Почти больная от злости вернулась домой Александра Ивановна. Танечка угадала ее больное место.

"Ну, собака, и пусть собака, — думала Александра Ивановна, — а ей-то что за дело? Ведь я не разведываю, кто она, змея или там лисица, что ли, — и не подсматриваю, не выслеживаю, кто она. Татьяна, и дело с концом. Обо всех можно узнать, а только зачем ругаться? Чем собака хуже кого другого?"

Летняя светлая ночь томилась и вздыхала, вея с ближних полей на мирные улицы городка истомою и прохладою. Луна поднялась, ясная, полная, совсем такая же, как и тогда, как и там, над широкою, пустынною степью, родиною диких, рыкающих на воле, и воющих от древней земной тоски. Такая же, как и тогда, как и там.

И так же, как тогда, горели тоскующие глаза, и тоскливо сжималось дикое, не забывшее в городах о степных просторах сердце, и мучительным желанием дикого вопля сжималось горло.
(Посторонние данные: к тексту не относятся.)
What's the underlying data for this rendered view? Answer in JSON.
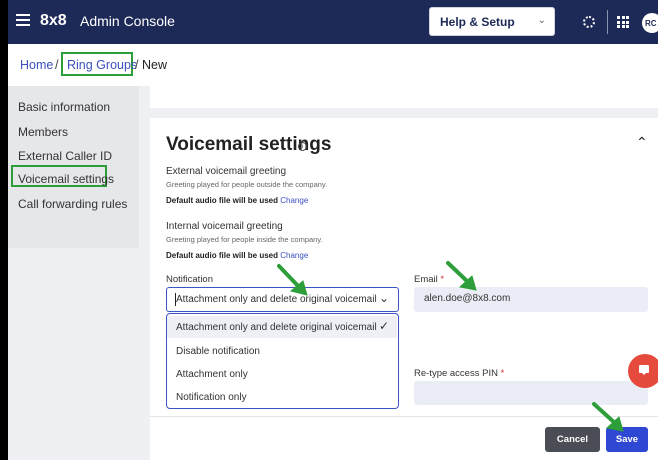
{
  "header": {
    "brand": "8x8",
    "app_name": "Admin Console",
    "help_menu": "Help & Setup",
    "avatar_initials": "RC"
  },
  "breadcrumb": {
    "home": "Home",
    "ring_groups": "Ring Groups",
    "current": "New",
    "separator": "/"
  },
  "sidebar": {
    "items": [
      {
        "label": "Basic information"
      },
      {
        "label": "Members"
      },
      {
        "label": "External Caller ID"
      },
      {
        "label": "Voicemail settings"
      },
      {
        "label": "Call forwarding rules"
      }
    ]
  },
  "voicemail": {
    "title": "Voicemail settings",
    "external_greeting_label": "External voicemail greeting",
    "external_greeting_desc": "Greeting played for people outside the company.",
    "internal_greeting_label": "Internal voicemail greeting",
    "internal_greeting_desc": "Greeting played for people inside the company.",
    "default_audio": "Default audio file will be used",
    "change_link": "Change",
    "notification_label": "Notification",
    "notification_value": "Attachment only and delete original voicemail",
    "notification_options": [
      {
        "label": "Attachment only and delete original voicemail"
      },
      {
        "label": "Disable notification"
      },
      {
        "label": "Attachment only"
      },
      {
        "label": "Notification only"
      }
    ],
    "email_label": "Email",
    "email_value": "alen.doe@8x8.com",
    "pin_label": "Re-type access PIN",
    "required_mark": "*"
  },
  "actions": {
    "cancel": "Cancel",
    "save": "Save"
  },
  "colors": {
    "header_bg": "#1d2a57",
    "accent": "#2f48d4",
    "highlight_box": "#2e9e3a",
    "arrow": "#2e9e3a",
    "fab": "#e54a3c"
  }
}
Начала было раздеваться, да что! все равно не уснуть.

Пошла из дверей. В сенях теплые под босыми ногами шатались и скрипели доски сорного пола, и какие-то щепочки да песчинки весело и забавно щекотали кожу ног.
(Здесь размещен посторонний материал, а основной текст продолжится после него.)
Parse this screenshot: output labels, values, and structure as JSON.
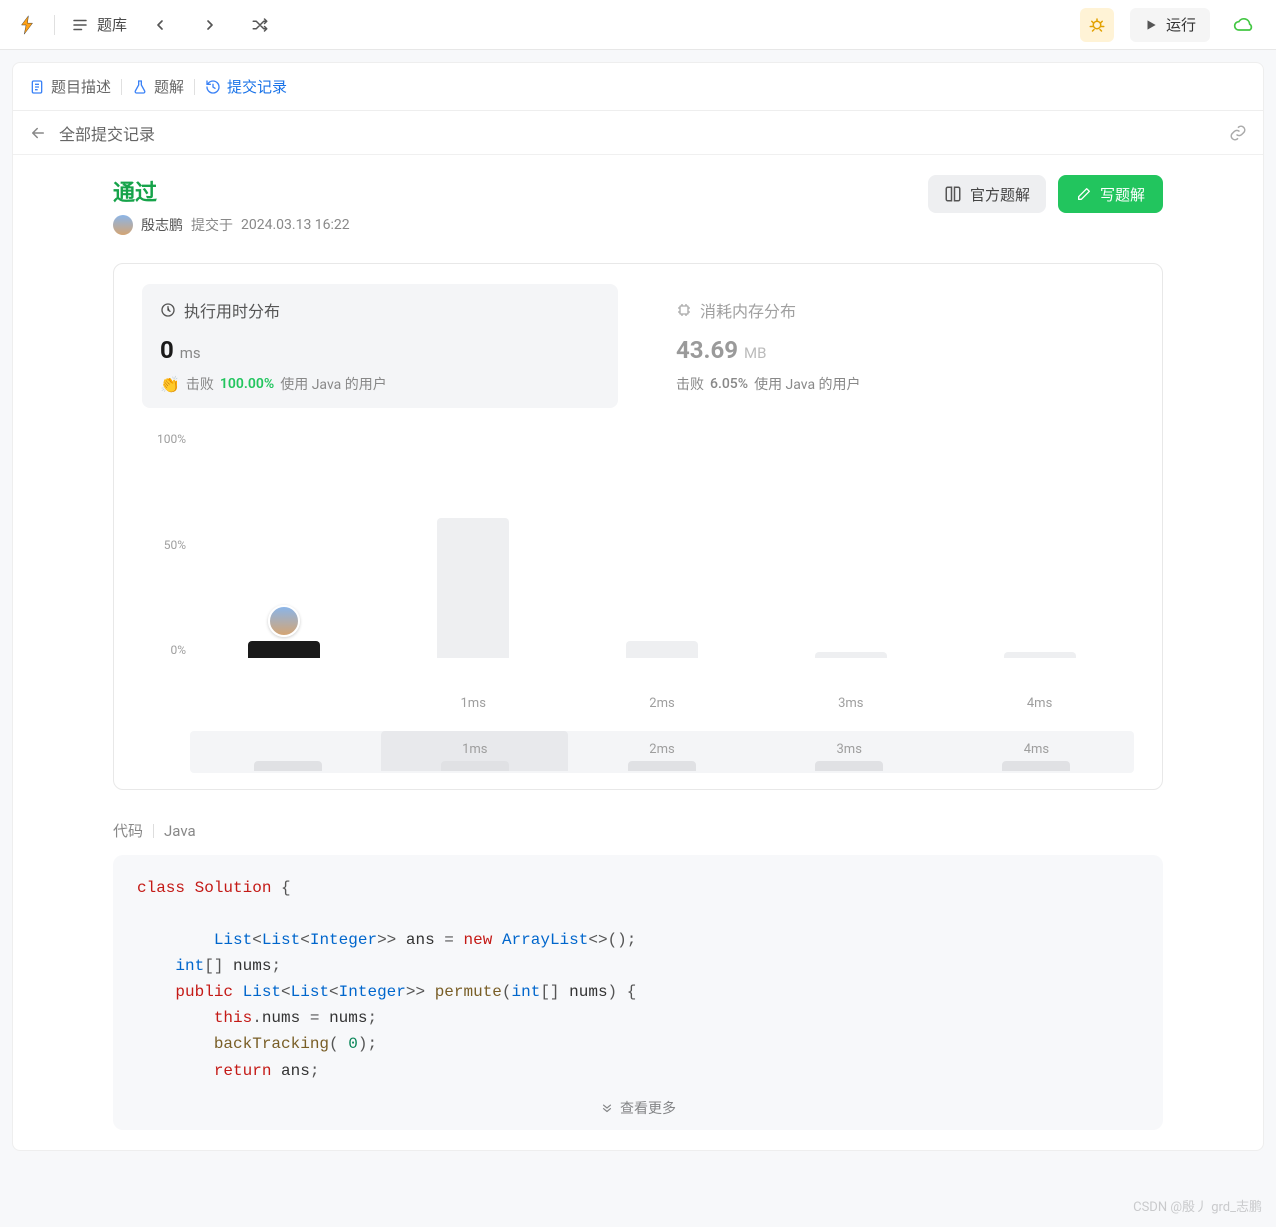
{
  "topbar": {
    "problem_list_label": "题库",
    "run_label": "运行"
  },
  "tabs": {
    "description": "题目描述",
    "solution": "题解",
    "submissions": "提交记录"
  },
  "subhead": {
    "all_submissions": "全部提交记录"
  },
  "submission": {
    "status": "通过",
    "username": "殷志鹏",
    "submitted_at_prefix": "提交于",
    "submitted_at": "2024.03.13 16:22",
    "official_solution_label": "官方题解",
    "write_solution_label": "写题解"
  },
  "stats": {
    "runtime": {
      "title": "执行用时分布",
      "value": "0",
      "unit": "ms",
      "beats_label": "击败",
      "beats_pct": "100.00%",
      "users_suffix": "使用 Java 的用户"
    },
    "memory": {
      "title": "消耗内存分布",
      "value": "43.69",
      "unit": "MB",
      "beats_label": "击败",
      "beats_pct": "6.05%",
      "users_suffix": "使用 Java 的用户"
    }
  },
  "chart_data": {
    "type": "bar",
    "ylabel_pct": true,
    "yticks": [
      "100%",
      "50%",
      "0%"
    ],
    "categories": [
      "",
      "1ms",
      "2ms",
      "3ms",
      "4ms"
    ],
    "values_pct": [
      8,
      65,
      8,
      3,
      3
    ],
    "user_bar_index": 0,
    "scrubber_categories": [
      "",
      "1ms",
      "2ms",
      "3ms",
      "4ms"
    ],
    "scrubber_highlight_index": 1
  },
  "code": {
    "label": "代码",
    "language": "Java",
    "show_more": "查看更多",
    "tokens": [
      [
        [
          "kw",
          "class"
        ],
        [
          "sp",
          " "
        ],
        [
          "cls",
          "Solution"
        ],
        [
          "sp",
          " "
        ],
        [
          "punc",
          "{"
        ]
      ],
      [],
      [
        [
          "indent",
          "        "
        ],
        [
          "type",
          "List"
        ],
        [
          "punc",
          "<"
        ],
        [
          "type",
          "List"
        ],
        [
          "punc",
          "<"
        ],
        [
          "type",
          "Integer"
        ],
        [
          "punc",
          ">>"
        ],
        [
          "sp",
          " "
        ],
        [
          "var",
          "ans"
        ],
        [
          "sp",
          " "
        ],
        [
          "punc",
          "="
        ],
        [
          "sp",
          " "
        ],
        [
          "new-kw",
          "new"
        ],
        [
          "sp",
          " "
        ],
        [
          "type",
          "ArrayList"
        ],
        [
          "punc",
          "<>();"
        ]
      ],
      [
        [
          "indent",
          "    "
        ],
        [
          "type",
          "int"
        ],
        [
          "punc",
          "[]"
        ],
        [
          "sp",
          " "
        ],
        [
          "var",
          "nums"
        ],
        [
          "punc",
          ";"
        ]
      ],
      [
        [
          "indent",
          "    "
        ],
        [
          "kw",
          "public"
        ],
        [
          "sp",
          " "
        ],
        [
          "type",
          "List"
        ],
        [
          "punc",
          "<"
        ],
        [
          "type",
          "List"
        ],
        [
          "punc",
          "<"
        ],
        [
          "type",
          "Integer"
        ],
        [
          "punc",
          ">>"
        ],
        [
          "sp",
          " "
        ],
        [
          "func",
          "permute"
        ],
        [
          "punc",
          "("
        ],
        [
          "type",
          "int"
        ],
        [
          "punc",
          "[]"
        ],
        [
          "sp",
          " "
        ],
        [
          "var",
          "nums"
        ],
        [
          "punc",
          ")"
        ],
        [
          "sp",
          " "
        ],
        [
          "punc",
          "{"
        ]
      ],
      [
        [
          "indent",
          "        "
        ],
        [
          "kw",
          "this"
        ],
        [
          "punc",
          "."
        ],
        [
          "var",
          "nums"
        ],
        [
          "sp",
          " "
        ],
        [
          "punc",
          "="
        ],
        [
          "sp",
          " "
        ],
        [
          "var",
          "nums"
        ],
        [
          "punc",
          ";"
        ]
      ],
      [
        [
          "indent",
          "        "
        ],
        [
          "func",
          "backTracking"
        ],
        [
          "punc",
          "( "
        ],
        [
          "num",
          "0"
        ],
        [
          "punc",
          ");"
        ]
      ],
      [
        [
          "indent",
          "        "
        ],
        [
          "kw",
          "return"
        ],
        [
          "sp",
          " "
        ],
        [
          "var",
          "ans"
        ],
        [
          "punc",
          ";"
        ]
      ]
    ]
  },
  "watermark": "CSDN @殷丿 grd_志鹏"
}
Вышла на крыльцо. Бабушка Степанида сидела, черная в черном платке, сухая и сморщенная. Нагнулась, старая, и казалось, что греется в лунных, холодных лучах.

Александра Ивановна села рядом с нею, на ступеньки крыльца. Смотрела на старуху сбоку. Большой, загнутый старухин нос казался ей клювом старой птицы.

"Ворона?" — подумала Александра Ивановна.

Улыбнулась, забывая тоску и страх. Умные, как у собаки, глаза ее засветились радостью угадки. В бледно-зеленом свете луны разгладившиеся морщинки ее увядшего лица стали вдруг невидны, и она опять сделалась молодою, веселою и легкою, как десять лет тому назад, когда луна еще не звала ее лаять и выть по ночам у окон темной бани.

Она подвинулась ближе к старухе и ласково сказала:

— Бабушка Степанида, а что я у вас все хочу спросить?

Старуха повернула к ней темное лицо с глубокими морщинами, и резким старческим голосом спросила, точно каркнула:

— Ну что, красавица? Спрашивай.

Александра Ивановна тихонько засмеялась, дрогнула тонкими плечами от вдруг пробежавшего по спине холодка и говорила очень тихо:

— Бабушка Степанида, сдается мне, — правда ли это, нет ли? — ух не знаю, как и сказать, — да вы, бабушка, не обидьтесь, — я ведь не со зла…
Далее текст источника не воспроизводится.